Puis, nous avons continué ça à la Pizzetta avec Misses Satchmo. Pendant la durée du festival, la musique prend possession de tous les restaurants où, en plus de te sustenter le bide, tu peux le faire avec des musiciens capables qui te livrent leur art. Misses Satchmo c’est un quintette mené par Lysandre Champagne qui se débouille autant au chant qu’à la trompette. Cette fois-ci, elle était accompagnée de trois jolis garçons, dont Jeff Moseley et Marton Maderspach. Ça fonctionnait très bien d’un bout à l’autre du spectacle. C’est rythmé, mélodieux, et les reprises qu’ils font de classiques sont toutes très plaisantes (Il faut étirer le « ai » de plaisante, j’ai quand même ramené un peu de l’accent) pour les oreilles. Pendant la deuxième partie du spectacle, ils ont été rejoints par Jacques Kuba-Séguin, trompettiste impressionnant, le temps de deux chansons. Ce n’est pas des farces, la musique était meilleure que la pizza et je me suis tout de même régalé.

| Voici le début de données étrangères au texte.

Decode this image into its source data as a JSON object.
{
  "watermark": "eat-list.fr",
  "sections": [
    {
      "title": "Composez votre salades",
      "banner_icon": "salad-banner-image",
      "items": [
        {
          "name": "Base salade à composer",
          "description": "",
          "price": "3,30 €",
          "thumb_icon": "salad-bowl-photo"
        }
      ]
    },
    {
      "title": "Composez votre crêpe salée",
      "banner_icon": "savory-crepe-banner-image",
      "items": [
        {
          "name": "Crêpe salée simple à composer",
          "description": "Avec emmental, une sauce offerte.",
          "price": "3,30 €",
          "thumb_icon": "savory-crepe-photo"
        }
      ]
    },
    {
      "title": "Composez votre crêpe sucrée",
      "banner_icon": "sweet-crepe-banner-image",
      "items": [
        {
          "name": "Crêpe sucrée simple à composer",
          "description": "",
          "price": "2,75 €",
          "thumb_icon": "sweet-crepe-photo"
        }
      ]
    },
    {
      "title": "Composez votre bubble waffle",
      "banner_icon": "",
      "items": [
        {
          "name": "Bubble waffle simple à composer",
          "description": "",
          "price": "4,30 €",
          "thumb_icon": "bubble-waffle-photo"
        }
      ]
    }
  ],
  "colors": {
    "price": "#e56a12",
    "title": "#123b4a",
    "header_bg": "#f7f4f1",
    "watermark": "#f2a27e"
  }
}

J’ai terminé la soirée au resto-bar l’Inter, à même l’hôtel Chicoutimi où j’étais logé. C’est le quatuor de Chicago, Mississippi Heat, qui avait la tâche de clore ma première soirée à Chicoutimi. Ils l’ont fait avec panache. Du blues classique de la ville du vent joué par des musiciens capables dont un guitariste assez talentueux, merci! La chanteuse Ineta Visor a une voix puissante qui pige dans le blues et le gospel.

Je me suis levé vendredi matin avec un mal de tête flottant entre mes deux tempes. Heureusement, j’avais la journée pour me remettre le corps en état avec de bons légumes et bien de l’eau. Arrivé 18 h, j’étais frais comme une rose, prêt à me relancer dans une nouvelle épopée. J’ai commencé avec Shy Shy Schullie qui était une participante de La Voix en 2016. La jeune montréalaise possède une belle voix, mais ça manquait un peu de ressentis dans l’interprétation. Ça tombait malheureusement à plat. Elle nous a tout de même offert une prestation honnête sans plus.

Puis, je me suis dirigé vers le Merlin pour Sonia Johnson et Stephen Johnston qui reprennent des chansons d’Ella Fitzgerald à l’époque où elle jouait en compagnie du guitariste Joe Pass. Johnson possède une voix magnifique et un don pour l’interprétation. Ce n’est pas mêlant, j’avais les larmes aux yeux après deux chansons! La bouffe était bonne, mais encore une fois n’accotait pas le talent des deux artistes qui nous ont charmés d’un bout à l’autre du spectacle. Le duo nous a livré des reprises magnifiques de Georgia, Tennesse Waltz et The Thrill is Gone.

Pour la suite des choses, je me suis dirigé au Sous-bois pour le spectacle de Jesse Mac Cormack précédé de Rosie Valland. À mon grand désarroi, je suis arrivé pour les trente dernières secondes de la partie de la jeune femme. De très belles secondes… mais des secondes quand même. À entendre les applaudissements, elle pouvait se dire : mission accomplie! Puis, Jesse Mac Cormack est venu présenter les chansons de ses deux premiers EP en version trio, accompagné de Francis Ledoux et Étienne Dupré. Les trois jeunes hommes ont charmé la salle de la sympathique salle de spectacle. Il nous a dit aussi travailler à l’enregistrement de son premier album! Une excellente nouvelle! C’était très bon!

Finalement, j’ai de nouveau terminé la soirée à l’Inter en compagnie de Bar Routier, un groupe qui fait des reprises aussi efficaces que plaisantes. Ils passent à travers le répertoire blues rock en passant évidemment par les Stones, incontournables du genre. Formé en partie par des membres du groupe Mordicus, le groupe s’est assuré de mettre le party dans la place avant de céder la place pendant sa pause au groupe de Jessie Mac Cormack et à la bande d’Ilam qui ont chacun fait une chanson en version jam. Du gros fun.